Hi doubledown,

I am in a similar sitch, in that I am back again due to my H second PA. I won't go into details here as I have posted on the Newcomer forum. However, I think I slipped back into some old ways too, as well as my H. I don't think he ever forgave me for the original EA I had and then what proceeded after that. He then seemed to be angry, and fed up with people at work and took out issues on our son and I could not figure out how to deal with that because he wouldn't talk about it. He had turned into this big, whiny complaining person that just did not seemed to be happy. He no longer could joke about simple things, which is unusual because we have the most sophomoric humor that we both laugh at. This led to my situational depression to where I blocked him out. I'm sure he took this as personal rejection. So here I am. So much for not going into detail, lol.
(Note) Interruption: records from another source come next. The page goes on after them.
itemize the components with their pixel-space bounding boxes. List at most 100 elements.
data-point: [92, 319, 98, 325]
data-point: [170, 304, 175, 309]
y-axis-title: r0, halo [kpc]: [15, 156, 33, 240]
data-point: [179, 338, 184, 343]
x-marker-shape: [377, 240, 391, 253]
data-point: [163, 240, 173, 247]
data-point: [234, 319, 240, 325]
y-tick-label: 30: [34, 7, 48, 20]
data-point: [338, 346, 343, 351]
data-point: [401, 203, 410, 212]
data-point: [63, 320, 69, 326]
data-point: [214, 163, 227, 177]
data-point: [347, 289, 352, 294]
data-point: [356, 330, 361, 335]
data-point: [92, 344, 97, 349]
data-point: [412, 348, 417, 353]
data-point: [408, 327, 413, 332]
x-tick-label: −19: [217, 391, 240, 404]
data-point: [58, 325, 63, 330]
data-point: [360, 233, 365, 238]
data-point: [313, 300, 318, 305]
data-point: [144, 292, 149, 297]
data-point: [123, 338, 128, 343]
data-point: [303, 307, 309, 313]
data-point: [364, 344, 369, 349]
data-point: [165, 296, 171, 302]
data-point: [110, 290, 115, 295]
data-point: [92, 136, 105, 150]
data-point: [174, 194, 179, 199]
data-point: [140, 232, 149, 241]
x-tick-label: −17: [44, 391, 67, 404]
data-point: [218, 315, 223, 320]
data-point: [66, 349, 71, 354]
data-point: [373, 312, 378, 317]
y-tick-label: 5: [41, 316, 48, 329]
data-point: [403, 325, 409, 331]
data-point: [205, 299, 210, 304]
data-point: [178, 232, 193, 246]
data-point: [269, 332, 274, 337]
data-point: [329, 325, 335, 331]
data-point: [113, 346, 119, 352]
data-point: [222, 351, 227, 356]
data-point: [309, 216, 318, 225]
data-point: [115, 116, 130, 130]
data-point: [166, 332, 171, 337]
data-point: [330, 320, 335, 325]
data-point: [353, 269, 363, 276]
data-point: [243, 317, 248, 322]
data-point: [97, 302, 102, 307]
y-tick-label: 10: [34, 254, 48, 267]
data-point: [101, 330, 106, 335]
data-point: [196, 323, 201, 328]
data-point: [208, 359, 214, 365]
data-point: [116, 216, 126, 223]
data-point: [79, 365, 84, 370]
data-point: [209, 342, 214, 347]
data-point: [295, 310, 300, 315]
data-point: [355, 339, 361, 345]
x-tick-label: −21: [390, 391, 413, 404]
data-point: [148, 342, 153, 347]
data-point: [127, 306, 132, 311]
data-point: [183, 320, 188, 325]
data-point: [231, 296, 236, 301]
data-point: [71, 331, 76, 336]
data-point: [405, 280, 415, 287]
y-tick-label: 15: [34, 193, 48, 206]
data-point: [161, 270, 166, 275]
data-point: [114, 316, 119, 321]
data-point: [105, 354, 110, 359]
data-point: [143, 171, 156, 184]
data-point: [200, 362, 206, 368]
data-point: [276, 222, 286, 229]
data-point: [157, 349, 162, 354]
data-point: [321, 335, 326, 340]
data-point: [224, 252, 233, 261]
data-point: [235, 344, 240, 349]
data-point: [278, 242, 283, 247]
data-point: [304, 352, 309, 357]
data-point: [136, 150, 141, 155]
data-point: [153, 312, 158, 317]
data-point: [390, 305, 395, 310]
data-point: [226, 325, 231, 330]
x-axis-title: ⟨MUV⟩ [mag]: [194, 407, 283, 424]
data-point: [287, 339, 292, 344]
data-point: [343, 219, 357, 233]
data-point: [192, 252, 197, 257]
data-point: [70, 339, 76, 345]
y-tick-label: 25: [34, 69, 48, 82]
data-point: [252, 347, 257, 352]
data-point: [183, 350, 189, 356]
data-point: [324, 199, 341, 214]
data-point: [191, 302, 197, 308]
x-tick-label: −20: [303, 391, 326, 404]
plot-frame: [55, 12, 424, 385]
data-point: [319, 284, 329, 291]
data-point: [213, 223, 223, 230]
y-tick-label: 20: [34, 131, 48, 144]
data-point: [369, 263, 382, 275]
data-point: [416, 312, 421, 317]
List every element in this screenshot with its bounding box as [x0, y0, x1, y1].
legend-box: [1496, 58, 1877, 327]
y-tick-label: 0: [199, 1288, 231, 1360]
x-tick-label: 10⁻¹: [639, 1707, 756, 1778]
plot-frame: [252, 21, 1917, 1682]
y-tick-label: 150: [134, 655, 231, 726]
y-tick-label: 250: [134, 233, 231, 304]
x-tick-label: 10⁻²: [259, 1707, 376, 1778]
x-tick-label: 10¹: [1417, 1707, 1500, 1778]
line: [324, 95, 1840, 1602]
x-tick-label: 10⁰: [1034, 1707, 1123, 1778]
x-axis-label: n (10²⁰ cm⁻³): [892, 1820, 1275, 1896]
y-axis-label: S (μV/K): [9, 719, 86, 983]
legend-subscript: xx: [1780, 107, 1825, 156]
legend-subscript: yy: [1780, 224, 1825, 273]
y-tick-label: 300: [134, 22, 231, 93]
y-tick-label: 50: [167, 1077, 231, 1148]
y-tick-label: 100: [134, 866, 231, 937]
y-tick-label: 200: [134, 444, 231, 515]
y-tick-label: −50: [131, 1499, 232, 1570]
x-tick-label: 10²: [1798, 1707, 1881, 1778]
Anyhoo, I feel the same way that I dislike that our M has been reduced to nothing. Finding ways to make it through the tough stuff is exactly what I said to him when he told me he was tired of the problems and the same patterns. To me we never resolved the previous patterns or did either of us make the effort to change for real. So we slipped back.

I want to know that I will give this my absolute best effort and I can see you feel that way too. Because after all, it's not about getting revenge, it's about DOING THE RIGHT THING and feeling good about the choices you made. It will make you a person of stronger moral character to know you stick to what you believe.

Good luck! I'll be watching you smile


Me:49 H:47
S: 16
T:27 M:25
My EA: 2001
His PA: 10/2007, 6/2013
Separated, but H still in house

Find your Shambala: a place of peace and happiness.